Toronto, University of Toronto Press, c1986. 319pp. paper. ISBN 0-8020-5694-6 (cloth) $32.50. 0-8020-6620-8 (paper) $14.95. CIP

Grades 11 and up
Reviewed by Jerry McDonnell

Volume 15 Number 3
1987 May


Among the many ethnic groups that immigrated to Canada in the nineteenth century, the Welsh who settled at New Cambria, Nova Scotia, and Cardigan, New Brunswick were among the smallest, although none the less interesting for all that. Following the Napoleonic wars, economic conditions in Britain were catastrophic for many, including the small farmers and artisans of west Wales. Mining and manufacturing in the valleys of the south were not yet in full swing and so migration was one of the few choices left. Many, of course, went to England, but many also crossed the Atlantic. Of the latter group, most went to the United States, for several reasons: a dislike of the English, their institutions, and possessions.

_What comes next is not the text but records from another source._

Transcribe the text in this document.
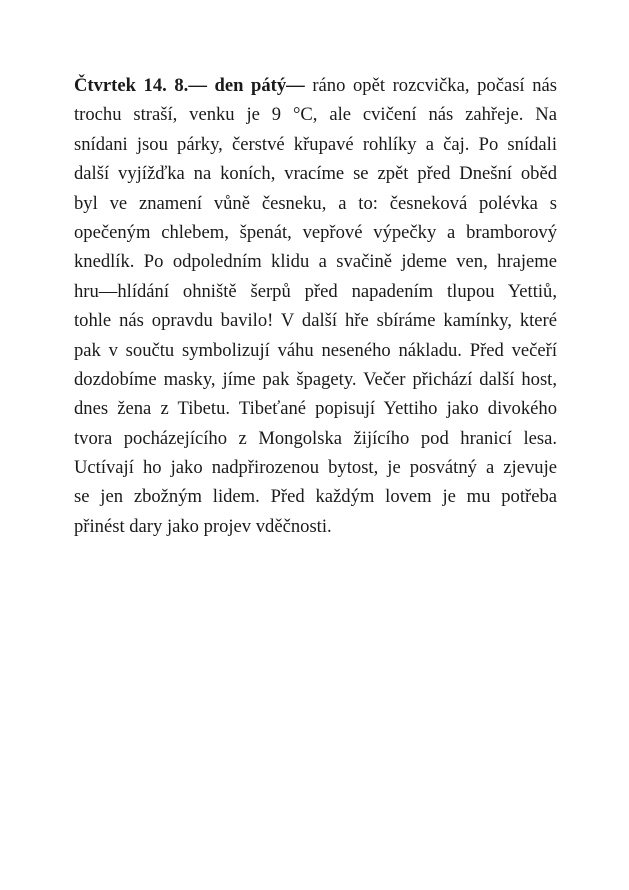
Čtvrtek 14. 8.— den pátý— ráno opět rozcvička, počasí nás
trochu straší, venku je 9 °C, ale cvičení nás zahřeje. Na
snídani jsou párky, čerstvé křupavé rohlíky a čaj. Po snídali
další vyjížďka na koních, vracíme se zpět před Dnešní oběd
byl ve znamení vůně česneku, a to: česneková polévka s
opečeným chlebem, špenát, vepřové výpečky a bramborový
knedlík. Po odpoledním klidu a svačině jdeme ven, hrajeme
hru—hlídání ohniště šerpů před napadením tlupou Yettiů,
tohle nás opravdu bavilo! V další hře sbíráme kamínky, které
pak v součtu symbolizují váhu neseného nákladu. Před večeří
dozdobíme masky, jíme pak špagety. Večer přichází další host,
dnes žena z Tibetu. Tibeťané popisují Yettiho jako divokého
tvora pocházejícího z Mongolska žijícího pod hranicí lesa.
Uctívají ho jako nadpřirozenou bytost, je posvátný a zjevuje
se jen zbožným lidem. Před každým lovem je mu potřeba
přinést dary jako projev vděčnosti.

However, between 1818 and 1822 several shiploads of Welsh went to Nova Scotia and New Brunswick. Some were absorbed into the mainstream of society, but others chose to live in Welsh settlements. One reason for this is that many of these people spoke no English and another is that it was easier to practise their Methodist and Baptist religions in homogeneous groups.

Thomas found that the voyages of the brig Albion were particularly well documented and this made it relatively easy to make a thorough study of the migration to Cardigan and of subsequent events. As late as the 1980ís, there were people in that area who could remember ancestors who spoke only Welsh. It was also possible to uncover the reasons that these Welsh communities did not prosper, but went into a long slow decline.

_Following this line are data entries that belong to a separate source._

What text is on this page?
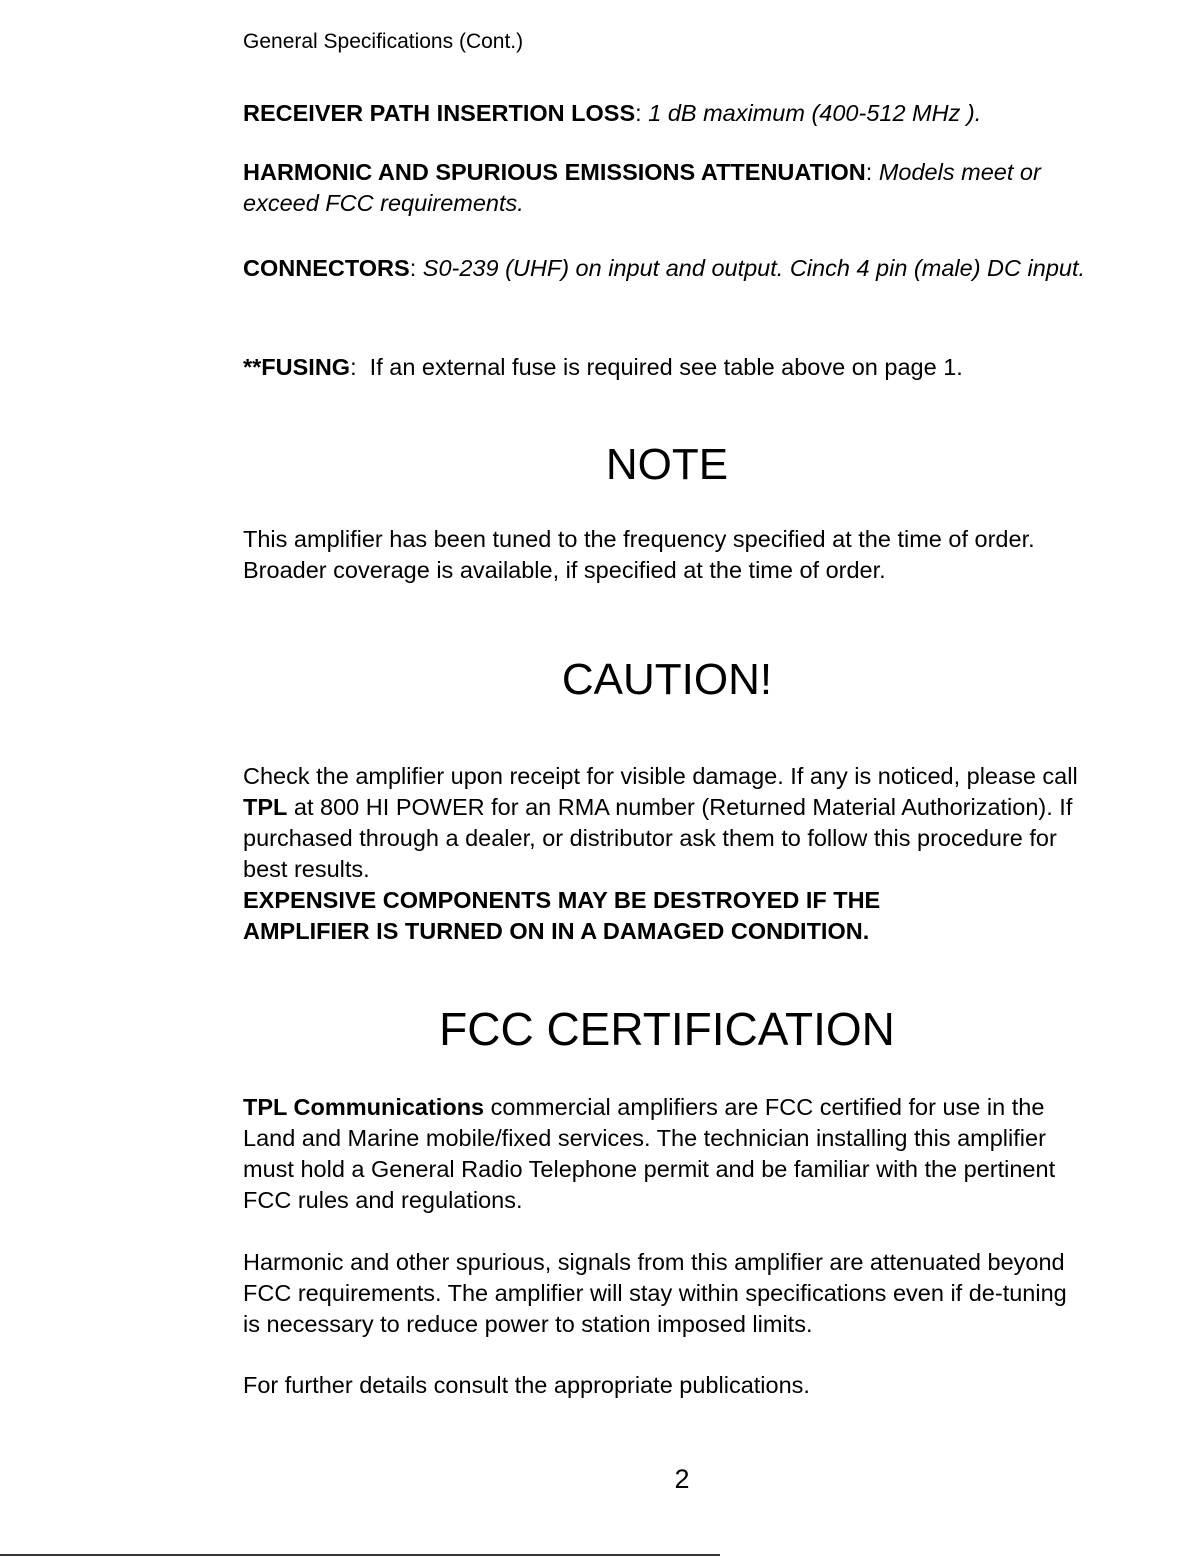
General Specifications (Cont.)
RECEIVER PATH INSERTION LOSS: 1 dB maximum (400-512 MHz ).
HARMONIC AND SPURIOUS EMISSIONS ATTENUATION: Models meet or exceed FCC requirements.
CONNECTORS: S0-239 (UHF) on input and output. Cinch 4 pin (male) DC input.
**FUSING: If an external fuse is required see table above on page 1.
NOTE
This amplifier has been tuned to the frequency specified at the time of order. Broader coverage is available, if specified at the time of order.
CAUTION!
Check the amplifier upon receipt for visible damage. If any is noticed, please call TPL at 800 HI POWER for an RMA number (Returned Material Authorization). If purchased through a dealer, or distributor ask them to follow this procedure for best results.
EXPENSIVE COMPONENTS MAY BE DESTROYED IF THE AMPLIFIER IS TURNED ON IN A DAMAGED CONDITION.
FCC CERTIFICATION
TPL Communications commercial amplifiers are FCC certified for use in the Land and Marine mobile/fixed services. The technician installing this amplifier must hold a General Radio Telephone permit and be familiar with the pertinent FCC rules and regulations.
Harmonic and other spurious, signals from this amplifier are attenuated beyond FCC requirements. The amplifier will stay within specifications even if de-tuning is necessary to reduce power to station imposed limits.
For further details consult the appropriate publications.
2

This is a very thorough and well-written local history. It is also a history of one particular group and of the captain (and his family) who brought these people to the new world. There are illustrations in the form of maps, photographs, and sketches. The appendices of names and the thumbnail biographies would be particularly helpful for studying the Cardigan settlement.

This book is very thorough and would be useful for adult readers or for students of New Brunswick local history who are in the senior grades of high school. Where there is interest in the Welsh or in Atlantic-Canada this would be a very good purchase.


Jerry McDonnell, F.E. Madill S.S., Wingham, Ont.